The Langenheim brothers were “among the first successful photographers in every capacity in the country,” Jeff Rosenheim, curator in charge of the Met’s department of photographs, tells me by phone. The images were last exhibited in 2002, and when they are not in rotation are safely kept in storage due to their delicate condition.
Each of the images is a complete original: a singular exposure captured in silver emulsion on a copper plate. Rosenheim believes that the brothers used a series of eight cameras to sequentially capture the moon moving over the sun, in an event that occurred so quickly it would have been nearly impossible to capture it in stages using just one apparatus. To complete the task, they opted to use several wooden cameras of different sizes, reserving small plates for the images that would capture the moment closest to the totality.
Rosenheim also says the brothers may have also had help completing the chemistry required to set the images after their exposure. “They had to sensitize or process the [photographs] right there,” he says.
But focusing a lens on the sun is no easy task.
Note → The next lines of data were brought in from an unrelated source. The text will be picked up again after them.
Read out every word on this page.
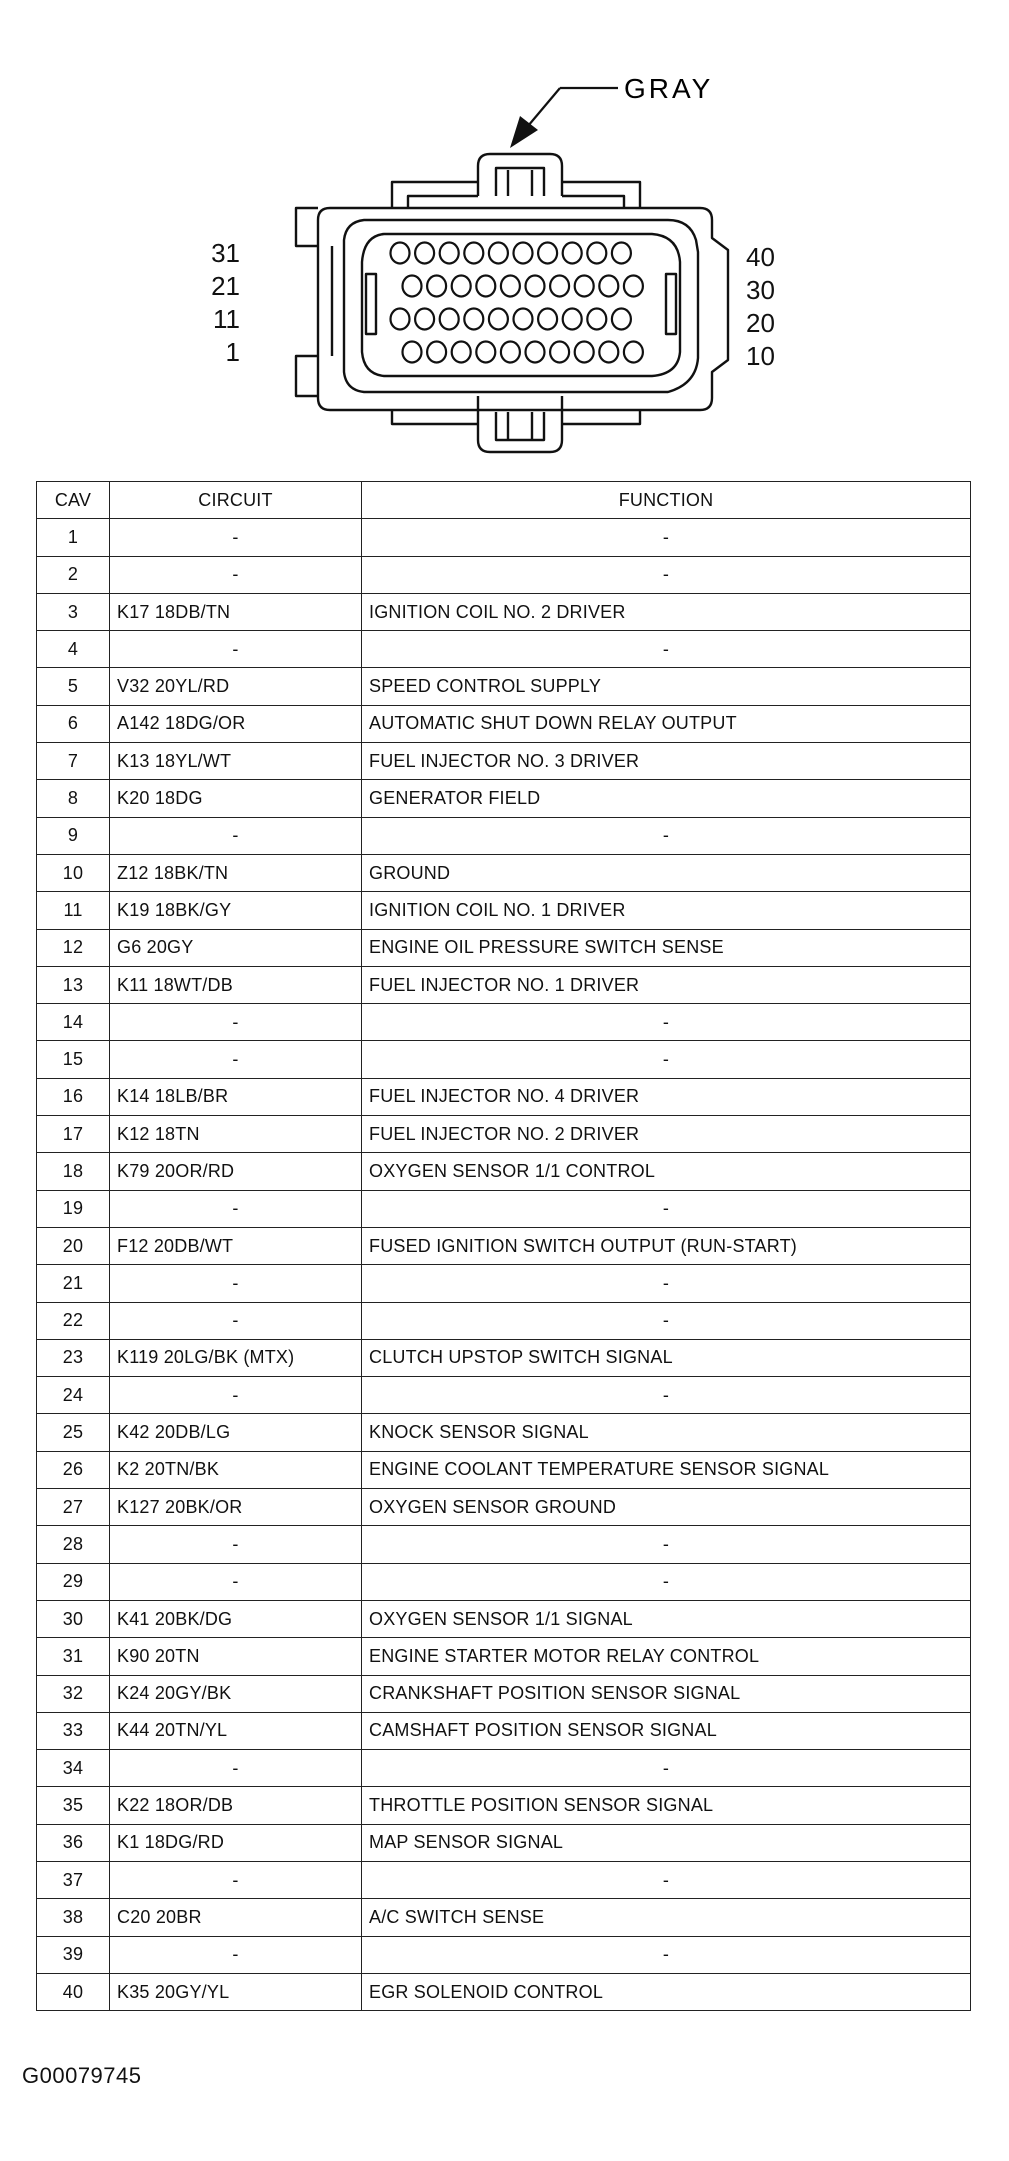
GRAY
31
21
11
1
40
30
20
10
CAV	CIRCUIT	FUNCTION
1	-	-
2	-	-
3	K17 18DB/TN	IGNITION COIL NO. 2 DRIVER
4	-	-
5	V32 20YL/RD	SPEED CONTROL SUPPLY
6	A142 18DG/OR	AUTOMATIC SHUT DOWN RELAY OUTPUT
7	K13 18YL/WT	FUEL INJECTOR NO. 3 DRIVER
8	K20 18DG	GENERATOR FIELD
9	-	-
10	Z12 18BK/TN	GROUND
11	K19 18BK/GY	IGNITION COIL NO. 1 DRIVER
12	G6 20GY	ENGINE OIL PRESSURE SWITCH SENSE
13	K11 18WT/DB	FUEL INJECTOR NO. 1 DRIVER
14	-	-
15	-	-
16	K14 18LB/BR	FUEL INJECTOR NO. 4 DRIVER
17	K12 18TN	FUEL INJECTOR NO. 2 DRIVER
18	K79 20OR/RD	OXYGEN SENSOR 1/1 CONTROL
19	-	-
20	F12 20DB/WT	FUSED IGNITION SWITCH OUTPUT (RUN-START)
21	-	-
22	-	-
23	K119 20LG/BK (MTX)	CLUTCH UPSTOP SWITCH SIGNAL
24	-	-
25	K42 20DB/LG	KNOCK SENSOR SIGNAL
26	K2 20TN/BK	ENGINE COOLANT TEMPERATURE SENSOR SIGNAL
27	K127 20BK/OR	OXYGEN SENSOR GROUND
28	-	-
29	-	-
30	K41 20BK/DG	OXYGEN SENSOR 1/1 SIGNAL
31	K90 20TN	ENGINE STARTER MOTOR RELAY CONTROL
32	K24 20GY/BK	CRANKSHAFT POSITION SENSOR SIGNAL
33	K44 20TN/YL	CAMSHAFT POSITION SENSOR SIGNAL
34	-	-
35	K22 18OR/DB	THROTTLE POSITION SENSOR SIGNAL
36	K1 18DG/RD	MAP SENSOR SIGNAL
37	-	-
38	C20 20BR	A/C SWITCH SENSE
39	-	-
40	K35 20GY/YL	EGR SOLENOID CONTROL
G00079745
In order to prepare for the event, he explains, “they must have practiced photographing the sun when it wasn’t in eclipse mode so that everything was aligned properly.”
The resulting images, as he describes, have a three-dimensional quality and are “quite magical” because of the effect produced by the daguerreotype. “You’re looking at a mirrored surface, so the image is sitting on a mirror and you can see through the surface and back at the world.” And while the moon moved across the sun from right to left that afternoon—as it will again on Monday—the images in the Met’s collections show the event in reverse.
While you won’t currently be able to see the historic images on display in the museum, the techniques the brothers used in 1854 to capture the eclipse are still widely used today, from simple pinhole cameras to time lapse photography.
“[The Langenheim brothers] were scholarly in their pursuits, in both scientific experimentation and photography,” says Rosenheim. “They did everything from the 1840s to the 1870s, portraits, landscapes…They pushed the medium to places we’d consider obvious but then were really novel.”